In other words, whenever an output is used in a exclusive manner without being shared between apps having different latency needs then you can optimize. For everything else keep using rewinds with the max_burst information to know by how much you can rewind (and accepting that some power optimizations linked to data transfers will not happen)

Also the notion of block transfer is too limiting, the hardware granularity may be smaller than a period and the hardware may 
still be able to provide precise data on the hw_ptr and delays, so the traditional batch/block transfer definition is a tad obsolete.

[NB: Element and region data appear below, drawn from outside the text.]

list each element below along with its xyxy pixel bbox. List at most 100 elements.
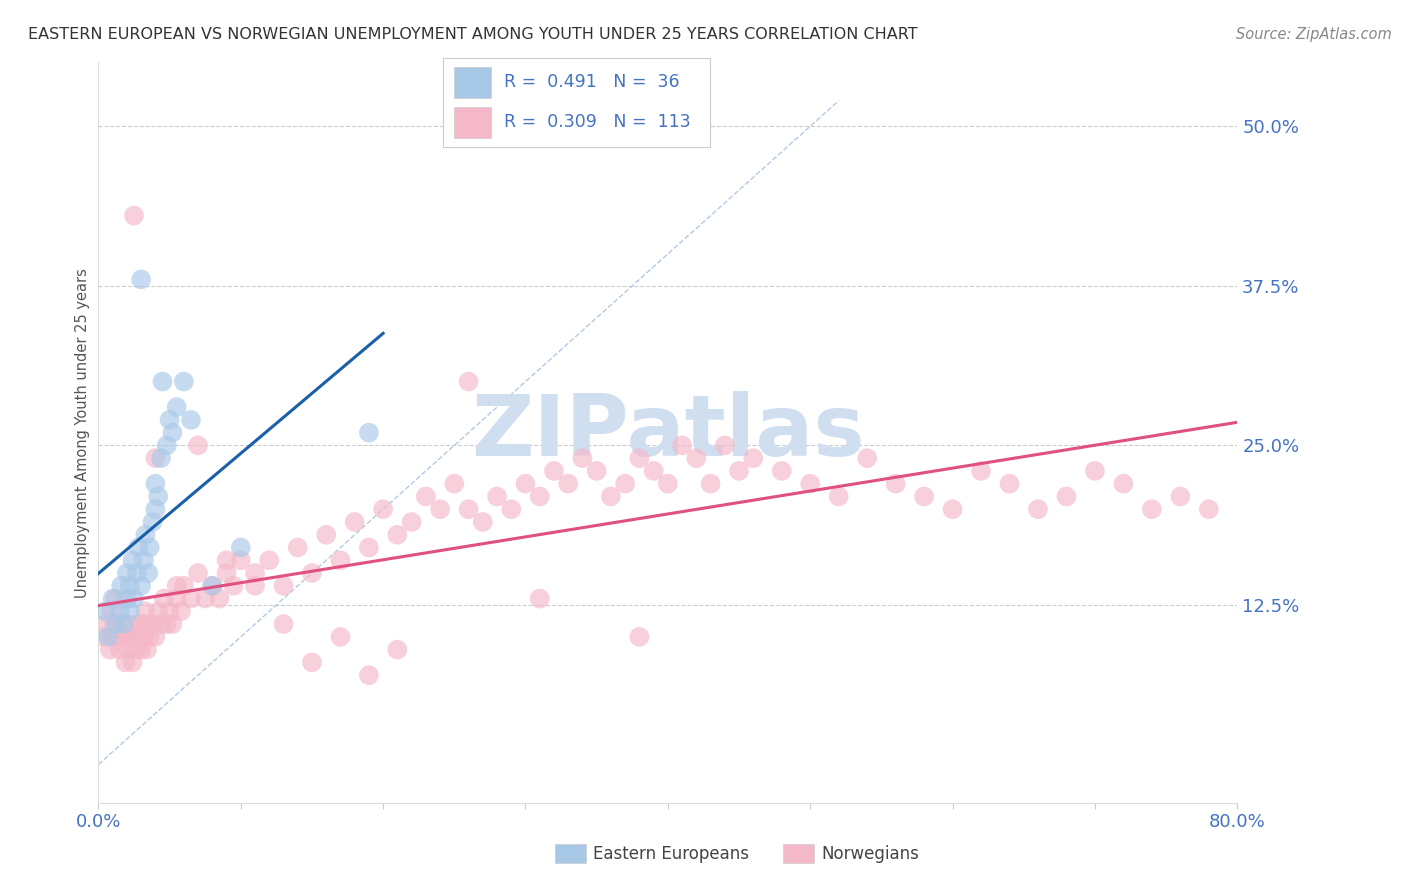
Point [201,579,224,593]
Point [136,566,159,580]
Point [1026,502,1049,516]
Point [153,591,176,606]
Point [117,642,139,657]
Point [208,591,231,606]
Point [515,476,537,491]
Point [1170,490,1192,504]
Point [643,464,665,478]
Point [301,656,323,670]
Point [105,630,128,644]
Point [194,591,217,606]
Point [329,553,352,567]
Point [150,451,173,466]
Text: R =  0.309   N =  113: R = 0.309 N = 113 [505,113,690,131]
Point [998,476,1021,491]
Point [166,579,188,593]
Point [134,604,156,618]
Point [115,630,138,644]
Point [387,642,409,657]
Point [108,642,131,657]
Point [884,476,907,491]
Point [471,515,494,529]
Point [401,515,423,529]
Point [129,272,152,286]
Point [628,630,651,644]
Point [110,579,132,593]
Point [501,502,523,516]
Point [828,490,851,504]
Point [457,375,479,389]
FancyBboxPatch shape [454,67,491,98]
Point [104,617,127,632]
Point [529,490,551,504]
Point [387,527,409,541]
Point [170,604,193,618]
Point [770,464,793,478]
Point [443,476,465,491]
Point [129,642,152,657]
Point [671,438,693,452]
Text: EASTERN EUROPEAN VS NORWEGIAN UNEMPLOYMENT AMONG YOUTH UNDER 25 YEARS CORRELATIO: EASTERN EUROPEAN VS NORWEGIAN UNEMPLOYME… [28,27,918,42]
Point [112,630,135,644]
Point [156,438,179,452]
Point [585,464,607,478]
Point [112,617,135,632]
Point [357,541,380,555]
Point [122,591,145,606]
Point [571,451,593,466]
Point [699,476,721,491]
Y-axis label: Unemployment Among Youth under 25 years: Unemployment Among Youth under 25 years [75,268,90,598]
Text: Eastern Europeans: Eastern Europeans [593,845,749,863]
Point [1198,502,1220,516]
Point [187,438,209,452]
Point [141,515,163,529]
Point [138,541,160,555]
Point [101,591,124,606]
Point [91,630,114,644]
Point [136,617,159,632]
Point [1056,490,1078,504]
Point [135,642,157,657]
Point [120,630,142,644]
Point [856,451,879,466]
Point [121,656,143,670]
Point [103,617,125,632]
Point [180,591,202,606]
Point [104,591,127,606]
Point [128,630,150,644]
Point [657,476,679,491]
Point [942,502,965,516]
Point [229,541,252,555]
Point [357,668,380,682]
Text: Norwegians: Norwegians [821,845,920,863]
Point [97,630,120,644]
Point [100,604,122,618]
Point [529,591,551,606]
Point [159,413,181,427]
Point [180,413,202,427]
Point [162,617,184,632]
Point [145,476,167,491]
Point [156,617,179,632]
Point [122,209,145,223]
Point [145,630,167,644]
Point [132,630,155,644]
Point [115,591,138,606]
Point [148,604,170,618]
Point [614,476,637,491]
FancyBboxPatch shape [454,107,491,138]
Point [714,438,737,452]
Point [122,630,145,644]
Point [124,642,146,657]
Point [94,617,117,632]
Point [187,566,209,580]
Text: R =  0.491   N =  36: R = 0.491 N = 36 [505,73,681,91]
Point [159,604,181,618]
Point [118,604,141,618]
Point [110,617,132,632]
Point [301,566,323,580]
Point [357,425,380,440]
Point [557,476,579,491]
Point [415,490,437,504]
Point [98,642,121,657]
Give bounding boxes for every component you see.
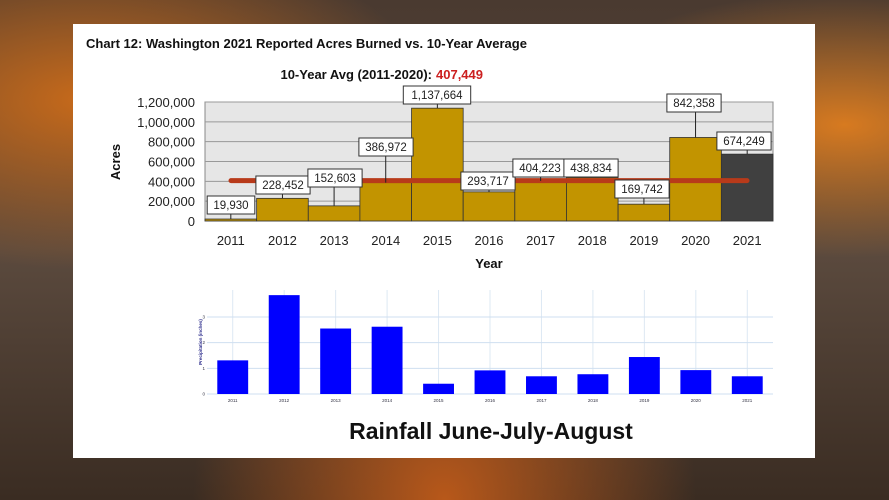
rain-bar-2019	[628, 357, 660, 394]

> Well, there s a hackish way to say "I promisle to never rewind" on
> both endpoints even with a deep buffer on a low-power endpoint. The
> way is: instead of rewinding, open the low-latency endpoint and play
> a correction signal (i.e. the difference between the actual and the
> wanted contents of the deep buffer) through it, with low latency, and
> let the hardware mix. But I don't like this, for purely subjective
> reasons and for the need for that endpoint to have twice as much
> output amplitude than one would normally need. What do you propose
> instead?
> 
> Still, I think that a more general API that says "I promise to never
> rewind closer than X samples to the hardware pointer" would be morep
> useful than the black-and-white "I promise to never rewind" call
> assuming that it can be expressed to the hardware.

the patches provide information on the max burst so you can know by how much to rewind. Setting the max burst based on a negotiation between driver and app is an interesting concept that we looked at but there aren't too many devices that support this capability so this might not be worth the effort.